Major legislation that must be done includes the bill to give the administration more money to deal with the Texas immigration crisis. This issue will consume the rest of July.  While there will be lots of public outcry, with noise very similar to that surrounding the broader immigration reform debate, this action should not be confused with comprehensive immigration reform, because that won’t be happening.  Reauthorization of the Commodity Futures Trading Commission (CFTC) will be achieved, but FY2014 spending bills are dead in the water.  Short of a miracle of bipartisanship and compromise, Congress will act in September to pass a continuing resolution to keep the government running until well after the November election.  Even then, it’s likely very few individual spending bills will be passed, rather another omnibus spending package will be enacted.

There will be no action to modify or repeal the Renewable Fuel Standard (RFS), and while the House continues to tack language onto bills to curtail EPA rulemakings on Clean Water Act (CWA) authority and greenhouse gas/carbon capture, the Senate will ignore those efforts.  There will be no legislative remedies to FDA’s Food Safety Modernization Act (FSMA) rulemakings, and no energy legislation of any substance will see the light of day.  This week it also became clear reauthorization of federal highway programs, those that fund state highway, bridge and urban commuter projects, could be reauthorized, likely during lame duck.  Pre-election may see a short-term funding “fix” for the near-bankrupt Highway Trust Fund (HTF) through March or May, 2015, but no long-term funding solution.
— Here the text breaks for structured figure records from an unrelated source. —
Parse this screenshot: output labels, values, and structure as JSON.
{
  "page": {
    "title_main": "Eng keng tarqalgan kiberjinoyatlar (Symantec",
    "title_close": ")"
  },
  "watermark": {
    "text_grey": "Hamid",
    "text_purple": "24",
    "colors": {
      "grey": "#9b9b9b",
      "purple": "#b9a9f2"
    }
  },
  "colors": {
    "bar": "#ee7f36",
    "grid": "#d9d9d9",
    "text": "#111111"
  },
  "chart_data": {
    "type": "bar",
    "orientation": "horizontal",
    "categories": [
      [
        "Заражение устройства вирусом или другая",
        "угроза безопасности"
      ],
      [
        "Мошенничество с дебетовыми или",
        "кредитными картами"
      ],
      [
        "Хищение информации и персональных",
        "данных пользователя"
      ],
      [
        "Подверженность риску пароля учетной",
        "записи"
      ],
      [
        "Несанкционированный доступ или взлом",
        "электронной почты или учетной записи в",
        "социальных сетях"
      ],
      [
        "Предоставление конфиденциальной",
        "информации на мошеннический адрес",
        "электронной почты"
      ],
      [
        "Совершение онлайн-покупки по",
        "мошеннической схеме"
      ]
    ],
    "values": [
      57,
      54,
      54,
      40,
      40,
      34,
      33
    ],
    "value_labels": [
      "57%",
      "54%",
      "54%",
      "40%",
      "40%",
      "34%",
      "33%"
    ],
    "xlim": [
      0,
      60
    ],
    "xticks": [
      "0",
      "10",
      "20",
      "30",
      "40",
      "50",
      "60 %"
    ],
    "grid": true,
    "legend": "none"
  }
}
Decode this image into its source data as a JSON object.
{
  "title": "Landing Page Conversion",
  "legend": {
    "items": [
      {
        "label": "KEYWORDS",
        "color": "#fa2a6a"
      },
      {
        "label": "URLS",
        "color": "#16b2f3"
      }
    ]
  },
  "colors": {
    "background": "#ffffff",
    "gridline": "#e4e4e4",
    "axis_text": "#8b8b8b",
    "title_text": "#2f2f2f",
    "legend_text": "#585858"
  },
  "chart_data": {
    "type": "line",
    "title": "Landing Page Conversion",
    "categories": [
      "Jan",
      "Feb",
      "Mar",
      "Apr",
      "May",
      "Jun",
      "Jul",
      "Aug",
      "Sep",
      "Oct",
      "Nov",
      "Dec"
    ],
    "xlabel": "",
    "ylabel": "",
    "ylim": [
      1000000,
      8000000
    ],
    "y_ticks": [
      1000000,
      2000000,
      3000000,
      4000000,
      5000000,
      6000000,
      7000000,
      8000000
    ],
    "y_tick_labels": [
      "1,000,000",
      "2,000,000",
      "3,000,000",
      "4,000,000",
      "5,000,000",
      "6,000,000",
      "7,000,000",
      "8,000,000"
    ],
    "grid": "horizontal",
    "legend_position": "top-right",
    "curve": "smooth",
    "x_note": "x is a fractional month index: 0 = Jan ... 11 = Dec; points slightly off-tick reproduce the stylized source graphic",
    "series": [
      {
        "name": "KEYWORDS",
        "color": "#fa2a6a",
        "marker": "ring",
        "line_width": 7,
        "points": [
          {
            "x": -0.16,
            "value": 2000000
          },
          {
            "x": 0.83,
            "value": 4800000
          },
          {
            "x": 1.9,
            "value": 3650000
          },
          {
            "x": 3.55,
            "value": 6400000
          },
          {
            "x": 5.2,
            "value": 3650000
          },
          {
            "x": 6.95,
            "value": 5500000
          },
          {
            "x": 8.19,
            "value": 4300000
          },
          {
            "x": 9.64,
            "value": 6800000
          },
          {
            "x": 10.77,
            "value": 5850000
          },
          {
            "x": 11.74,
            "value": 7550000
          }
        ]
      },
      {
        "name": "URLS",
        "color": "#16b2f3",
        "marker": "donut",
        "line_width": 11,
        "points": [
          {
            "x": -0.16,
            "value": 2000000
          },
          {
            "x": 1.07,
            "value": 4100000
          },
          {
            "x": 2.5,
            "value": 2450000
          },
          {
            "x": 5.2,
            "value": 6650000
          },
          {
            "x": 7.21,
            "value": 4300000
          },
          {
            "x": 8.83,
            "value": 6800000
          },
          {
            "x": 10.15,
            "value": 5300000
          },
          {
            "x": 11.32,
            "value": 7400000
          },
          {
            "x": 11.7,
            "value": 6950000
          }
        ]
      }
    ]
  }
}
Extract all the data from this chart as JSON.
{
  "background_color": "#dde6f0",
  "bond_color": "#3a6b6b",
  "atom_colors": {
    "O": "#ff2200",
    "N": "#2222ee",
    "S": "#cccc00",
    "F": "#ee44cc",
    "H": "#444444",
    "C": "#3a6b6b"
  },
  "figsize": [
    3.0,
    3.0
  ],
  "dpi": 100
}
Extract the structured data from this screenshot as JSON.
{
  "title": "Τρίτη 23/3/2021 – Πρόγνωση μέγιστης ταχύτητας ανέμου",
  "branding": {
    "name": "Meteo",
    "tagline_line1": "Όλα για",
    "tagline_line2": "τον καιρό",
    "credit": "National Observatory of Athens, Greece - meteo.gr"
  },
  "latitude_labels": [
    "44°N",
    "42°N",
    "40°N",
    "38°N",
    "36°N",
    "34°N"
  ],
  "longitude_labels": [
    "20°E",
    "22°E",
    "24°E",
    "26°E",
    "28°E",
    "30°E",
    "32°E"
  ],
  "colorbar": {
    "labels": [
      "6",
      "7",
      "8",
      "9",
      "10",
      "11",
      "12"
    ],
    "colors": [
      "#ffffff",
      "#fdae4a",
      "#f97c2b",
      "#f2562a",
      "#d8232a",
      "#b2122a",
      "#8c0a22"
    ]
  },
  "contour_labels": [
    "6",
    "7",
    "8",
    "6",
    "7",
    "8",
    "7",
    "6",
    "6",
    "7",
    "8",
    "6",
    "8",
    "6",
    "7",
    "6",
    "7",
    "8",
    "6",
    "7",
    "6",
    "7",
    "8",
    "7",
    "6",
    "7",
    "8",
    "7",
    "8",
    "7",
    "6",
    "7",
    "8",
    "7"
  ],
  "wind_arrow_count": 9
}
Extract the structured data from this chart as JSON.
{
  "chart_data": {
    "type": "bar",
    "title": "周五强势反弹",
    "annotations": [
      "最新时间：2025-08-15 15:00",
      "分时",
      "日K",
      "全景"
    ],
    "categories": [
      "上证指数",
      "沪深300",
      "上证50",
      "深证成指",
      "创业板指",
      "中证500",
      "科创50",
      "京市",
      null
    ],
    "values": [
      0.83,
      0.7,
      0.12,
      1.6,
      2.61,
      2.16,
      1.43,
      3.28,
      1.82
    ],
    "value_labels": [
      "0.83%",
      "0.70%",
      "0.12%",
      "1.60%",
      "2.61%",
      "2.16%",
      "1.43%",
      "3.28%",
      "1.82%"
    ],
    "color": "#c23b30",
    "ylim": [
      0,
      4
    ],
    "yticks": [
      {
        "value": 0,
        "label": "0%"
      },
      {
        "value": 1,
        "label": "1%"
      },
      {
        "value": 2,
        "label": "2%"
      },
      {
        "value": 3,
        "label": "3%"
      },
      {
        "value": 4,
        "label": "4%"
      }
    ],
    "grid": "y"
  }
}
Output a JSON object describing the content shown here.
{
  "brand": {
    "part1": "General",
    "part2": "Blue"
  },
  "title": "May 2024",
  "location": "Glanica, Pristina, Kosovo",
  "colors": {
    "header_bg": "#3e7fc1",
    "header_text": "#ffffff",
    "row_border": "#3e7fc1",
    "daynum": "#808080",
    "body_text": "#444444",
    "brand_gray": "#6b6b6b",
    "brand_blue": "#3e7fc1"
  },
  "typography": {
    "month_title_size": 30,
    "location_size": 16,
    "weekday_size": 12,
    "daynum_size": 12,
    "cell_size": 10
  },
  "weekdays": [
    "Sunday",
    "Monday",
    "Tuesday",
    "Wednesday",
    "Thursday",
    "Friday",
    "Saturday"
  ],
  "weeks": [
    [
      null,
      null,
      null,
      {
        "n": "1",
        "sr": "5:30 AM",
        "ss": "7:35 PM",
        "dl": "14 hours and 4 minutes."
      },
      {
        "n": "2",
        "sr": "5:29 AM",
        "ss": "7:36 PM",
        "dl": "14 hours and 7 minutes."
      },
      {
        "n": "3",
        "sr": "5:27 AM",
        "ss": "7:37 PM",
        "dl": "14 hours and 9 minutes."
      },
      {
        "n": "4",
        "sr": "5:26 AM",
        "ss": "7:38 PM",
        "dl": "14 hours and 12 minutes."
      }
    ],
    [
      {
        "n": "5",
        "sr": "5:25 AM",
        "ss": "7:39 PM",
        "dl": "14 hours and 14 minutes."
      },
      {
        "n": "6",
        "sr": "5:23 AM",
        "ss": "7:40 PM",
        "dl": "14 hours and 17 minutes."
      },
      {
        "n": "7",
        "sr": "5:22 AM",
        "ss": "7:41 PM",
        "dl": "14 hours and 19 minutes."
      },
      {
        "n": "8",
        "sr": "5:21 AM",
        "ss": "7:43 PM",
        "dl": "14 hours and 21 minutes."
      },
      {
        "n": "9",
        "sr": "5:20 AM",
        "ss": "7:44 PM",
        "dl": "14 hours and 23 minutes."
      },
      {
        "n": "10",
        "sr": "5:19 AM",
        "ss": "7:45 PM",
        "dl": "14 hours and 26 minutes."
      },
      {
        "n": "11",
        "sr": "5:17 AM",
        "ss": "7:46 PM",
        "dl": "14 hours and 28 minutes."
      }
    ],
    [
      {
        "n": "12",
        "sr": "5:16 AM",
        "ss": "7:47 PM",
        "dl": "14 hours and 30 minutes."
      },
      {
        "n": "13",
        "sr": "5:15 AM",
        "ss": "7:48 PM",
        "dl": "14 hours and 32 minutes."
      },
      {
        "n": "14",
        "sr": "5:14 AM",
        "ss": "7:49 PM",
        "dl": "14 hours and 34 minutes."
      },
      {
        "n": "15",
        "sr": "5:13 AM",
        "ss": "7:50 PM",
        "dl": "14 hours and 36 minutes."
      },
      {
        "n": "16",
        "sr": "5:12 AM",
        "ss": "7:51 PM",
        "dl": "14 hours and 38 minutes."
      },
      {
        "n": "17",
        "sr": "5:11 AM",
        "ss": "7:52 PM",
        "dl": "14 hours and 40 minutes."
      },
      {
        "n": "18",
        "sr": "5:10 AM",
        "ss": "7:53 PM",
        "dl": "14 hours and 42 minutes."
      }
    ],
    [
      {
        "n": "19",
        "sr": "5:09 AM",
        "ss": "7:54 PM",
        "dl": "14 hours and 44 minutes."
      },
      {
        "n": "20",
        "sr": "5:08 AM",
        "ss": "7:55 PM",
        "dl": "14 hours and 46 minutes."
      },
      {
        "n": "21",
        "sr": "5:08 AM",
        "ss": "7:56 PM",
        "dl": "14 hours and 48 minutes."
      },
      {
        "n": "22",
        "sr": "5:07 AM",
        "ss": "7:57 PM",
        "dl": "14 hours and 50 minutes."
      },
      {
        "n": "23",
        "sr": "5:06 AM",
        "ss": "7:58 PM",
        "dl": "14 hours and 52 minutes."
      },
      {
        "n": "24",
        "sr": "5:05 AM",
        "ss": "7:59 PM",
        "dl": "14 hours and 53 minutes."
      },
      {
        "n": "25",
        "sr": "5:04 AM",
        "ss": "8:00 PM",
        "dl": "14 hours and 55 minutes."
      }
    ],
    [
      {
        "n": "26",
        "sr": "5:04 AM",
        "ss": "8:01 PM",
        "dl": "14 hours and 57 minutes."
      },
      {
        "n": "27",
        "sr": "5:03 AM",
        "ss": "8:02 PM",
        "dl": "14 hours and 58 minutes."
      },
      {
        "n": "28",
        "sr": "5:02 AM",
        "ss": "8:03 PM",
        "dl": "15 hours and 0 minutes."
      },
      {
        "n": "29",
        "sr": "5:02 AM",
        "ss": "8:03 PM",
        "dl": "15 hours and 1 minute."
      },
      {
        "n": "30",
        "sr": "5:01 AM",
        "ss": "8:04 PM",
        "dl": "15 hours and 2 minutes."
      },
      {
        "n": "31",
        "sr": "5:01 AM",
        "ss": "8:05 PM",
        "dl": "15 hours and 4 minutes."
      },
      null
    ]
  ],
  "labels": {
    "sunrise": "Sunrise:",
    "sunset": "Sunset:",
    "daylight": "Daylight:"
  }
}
Any legislative action in the lame duck session, of course, depends on how the numbers fall in November.  If voters decide they like the GOP House, Democrat Senate set-up, it’s pretty the same ballgame.

However, while the House looks pretty safe for Republicans right now, if the GOP takes the Senate, then the lame duck could be the shortest in history.   Only absolute must-pass legislation, such as an omnibus spending package, will be done; the rest will get punted into the 114th Congress in January.  No Senate Republican will be of a mind to give Senate Majority Leader Harry Reid (D, NV) any kind of “legacy” wins.

For lobbyists — and I think the public at large — the good news is that anything not accomplished by the end of the session dies.  All bills must be reintroduced, but all mischief ended.